Tuan Guru Haji Ahmad adalah seorang ulama dan tokoh pendidikan di Bengkalis pada awal abad ke-20. Ia dikenal sebagai orang pertama yang mendirikan institusi pendidikan Islam di Bengkalis serta berkontribusi dalam pengembangan ajaran keagamaan Islam di daerah tersebut.

Tuan Guru Haji Ahmad memiliki nama lahir Ahmad Syafi'i dan dilahirkan sekitar tahun 1885 di Kuok, sebuah kecamatan yang berada di Kabupaten Kampar, Riau, sebagai putra dari Haji Muhammad Ali. Pada awal abad ke-20, ia datang ke Bengkalis bersama dengan teman-temannya untuk berdagang. Ahmad kemudian membawa berbagai barang komoditas dari Bengkalis, seperti buah-buahan dan palawija, untuk diperdagangkan di daerah Semenanjung Malaysia dan menetap di Bengkalis selama dua tahun sambil menjalankan aktivitas tersebut.

Pada tahun 1914, Ahmad pindah ke Kedah, Malaya Britania, untuk menempuh pendidikan keagamaan Islam dengan belajar kepada para ulama di madrasah yang berada di sana selama tujuh tahun. Setelah menyelesaikan pendidikannya, ia kemudian menempuh perjalanan ke Mekah untuk melaksanakan ibadah haji dengan berjalan kaki dari Malaya. Ahmad singgah ke beberapa negara untuk mencari tambahan biaya dan persediaan makanan selama masa perjalanan tersebut. Setibanya di Mekah, ia langsung melaksanakan ibadah haji dan kemudian menetap di sana selama tiga tahun untuk melanjutkan pendidikan keagamaan Islam bersama para ulama di sana.

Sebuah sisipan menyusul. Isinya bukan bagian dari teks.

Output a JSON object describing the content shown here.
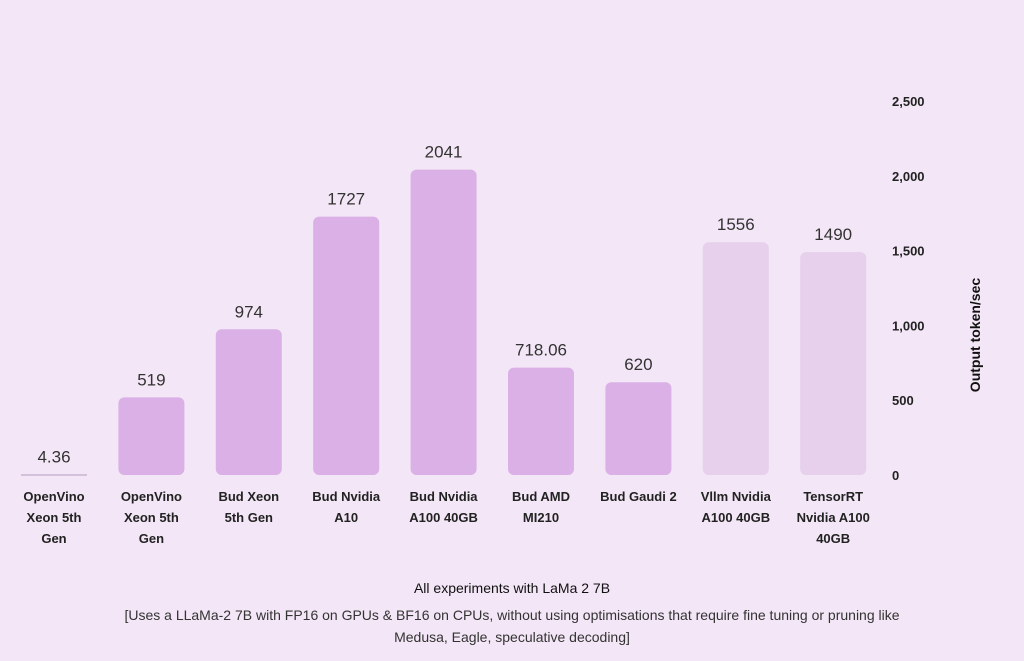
{
  "chart_data": {
    "type": "bar",
    "categories": [
      [
        "OpenVino",
        "Xeon 5th",
        "Gen"
      ],
      [
        "OpenVino",
        "Xeon 5th",
        "Gen"
      ],
      [
        "Bud Xeon",
        "5th Gen"
      ],
      [
        "Bud Nvidia",
        "A10"
      ],
      [
        "Bud Nvidia",
        "A100 40GB"
      ],
      [
        "Bud AMD",
        "MI210"
      ],
      [
        "Bud Gaudi 2"
      ],
      [
        "Vllm Nvidia",
        "A100 40GB"
      ],
      [
        "TensorRT",
        "Nvidia A100",
        "40GB"
      ]
    ],
    "values": [
      4.36,
      519,
      974,
      1727,
      2041,
      718.06,
      620,
      1556,
      1490
    ],
    "value_labels": [
      "4.36",
      "519",
      "974",
      "1727",
      "2041",
      "718.06",
      "620",
      "1556",
      "1490"
    ],
    "highlight": [
      true,
      true,
      true,
      true,
      true,
      true,
      true,
      false,
      false
    ],
    "ylabel": "Output token/sec",
    "ylim": [
      0,
      2500
    ],
    "yticks": [
      0,
      500,
      1000,
      1500,
      2000,
      2500
    ],
    "ytick_labels": [
      "0",
      "500",
      "1,000",
      "1,500",
      "2,000",
      "2,500"
    ],
    "y_axis_position": "right",
    "grid": false,
    "colors": {
      "primary": "#dab0e6",
      "muted": "#e6d0ec",
      "baseline": "#c9b6d2"
    },
    "title": "All experiments with LaMa 2 7B",
    "subtitle": "[Uses a LLaMa-2 7B with FP16 on GPUs & BF16 on CPUs, without using optimisations that require fine tuning or pruning like Medusa, Eagle, speculative decoding]"
  }
}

Setelah menyelesaikan pendidikannya di Mekah, Ahmad menikah dengan Rohimah binti Sani. Mereka kemudian pindah ke daerah Perak, Malaya Britania, dan dikaruniai 15 orang anak, salah satunya adalah Mariah yang kemudian menikah dengan Haji Zakaria bin Haji Muhammad Amin, dan menetap di sana selama 10 tahun. Selama di Perak, Ahmad menghabiskan waktunya dengan menjadi pengajar agama Islam kepada para penduduk di berbagai tempat. 

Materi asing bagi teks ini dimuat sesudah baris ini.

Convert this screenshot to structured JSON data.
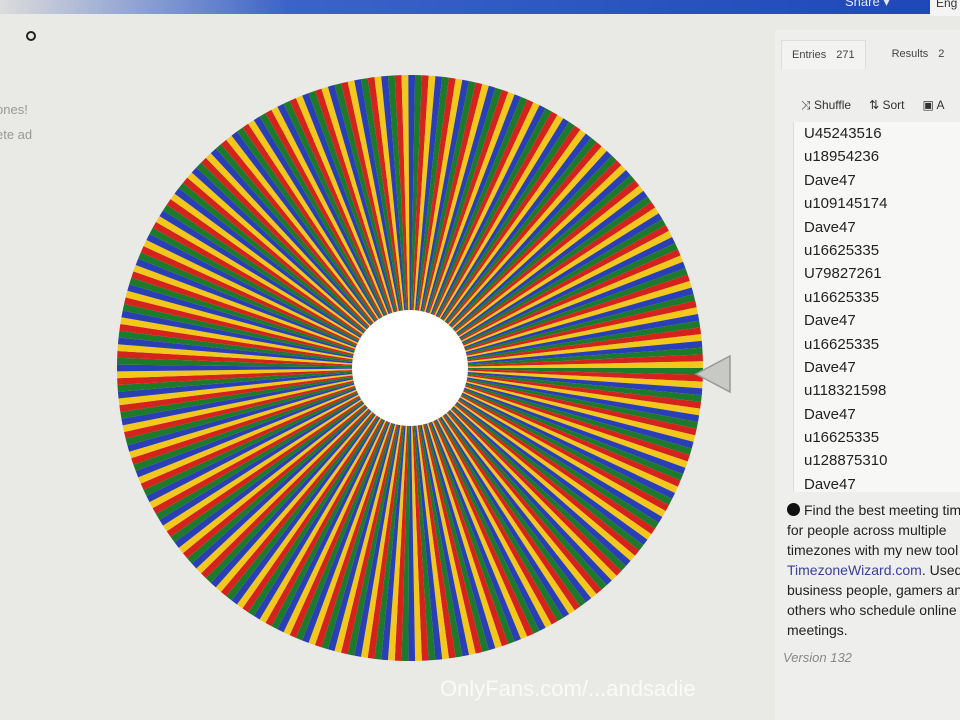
{
  "topbar": {
    "share_label": "Share ▾",
    "language": "Eng"
  },
  "left_panel": {
    "line1": "ones!",
    "line2": "ete ad"
  },
  "wheel": {
    "slice_count": 271,
    "colors": [
      "#1c7a2a",
      "#d4231c",
      "#f2c81c",
      "#2a3fb5"
    ],
    "center_color": "#ffffff"
  },
  "sidebar": {
    "tabs": [
      {
        "label": "Entries",
        "count": "271"
      },
      {
        "label": "Results",
        "count": "2"
      }
    ],
    "actions": {
      "shuffle": "Shuffle",
      "sort": "Sort",
      "add": "A"
    },
    "entries": [
      "U45243516",
      "u18954236",
      "Dave47",
      "u109145174",
      "Dave47",
      "u16625335",
      "U79827261",
      "u16625335",
      "Dave47",
      "u16625335",
      "Dave47",
      "u118321598",
      "Dave47",
      "u16625335",
      "u128875310",
      "Dave47"
    ],
    "ad": {
      "text1": "Find the best meeting time for people across multiple timezones with my new tool ",
      "link": "TimezoneWizard.com",
      "text2": ". Used by business people, gamers and others who schedule online meetings."
    },
    "version": "Version 132"
  },
  "watermark": "OnlyFans.com/...andsadie"
}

Pada tahun 1924, Ahmad kembali ke Bengkalis dan mendirikan sekolah keagamaan dengan sistem pembelajaran halaqoh di Masjid Raya Parit Bangkong pada tahun 1927. Ia kemudian mengajarkan berbagai keilmuan di sekolah tersebut, seperti  tafsir, fikih, tauhid, nahwu shorof, tarikh islam, dan lain-lain. Beberapa murid yang pernah belajar dengan dirinya, diantaranya Haji Abdullah Nur, Haji Zakaria bin Haji Muhammad Amin, Haji Muhammad Sidik, Haji Muhammad Toha, Haji Ismail, dan Haji Umar, yang juga ikut mengajar di sekolah tersebut. 

Pada tahun 1930, Ahmad mengajak keluarganya yang berada di Perak untuk pindah ke Bengkalis dan melanjutkan aktivitas pendidikan, dan dakwah di pulau tersebut.

Pada tahun 1937, Ahmad bersama dengan menantunya yakni Haji Zakaria bin Haji Muhammad Amin mendirikan Al-Khairiyah, sebuah sekolah formal pertama di Bengkalis yang didirikan di atas tanah wakaf milik Abdul Rahman. Lokasi sekolah Al-Khairiyah berada di Jalan Sultan Syarif Kasim tepat di lahan bekas Panti Asuhan Dayang Dermah. Para murid sekolah Al-Khairiyah berasal dari beberapa daerah, diantaranya  Bengkalis, Selat Panjang, Bagansiapiapi, Rupat, Tanah Putih, Merbau, Sungai Apit, Bukit Batu, Bangkinang, dan lain-lain. Ketika pendudukan Jepang masuk ke Bengkalis pada tahun 1943, sekolah Al-Khairiyah ditutup dan para murid dipulangkan ke daerah asal masing-masing. Ahmad menjadi pengajar di sekolah tersebut selama 10 tahun. Selain mengajar, ia aktif dalam mendakwahkan agama Islam kepada masyarakat di Pulau Bengkalis dan sekitarnya. Ahmad kemudian menikah untuk yang kedua kalinya dengan Khadijah binti Sulaiman dan dikaruniai lima orang anak, diantaranya Haji A. Hamid Ahmad dan Hasan Ahmad.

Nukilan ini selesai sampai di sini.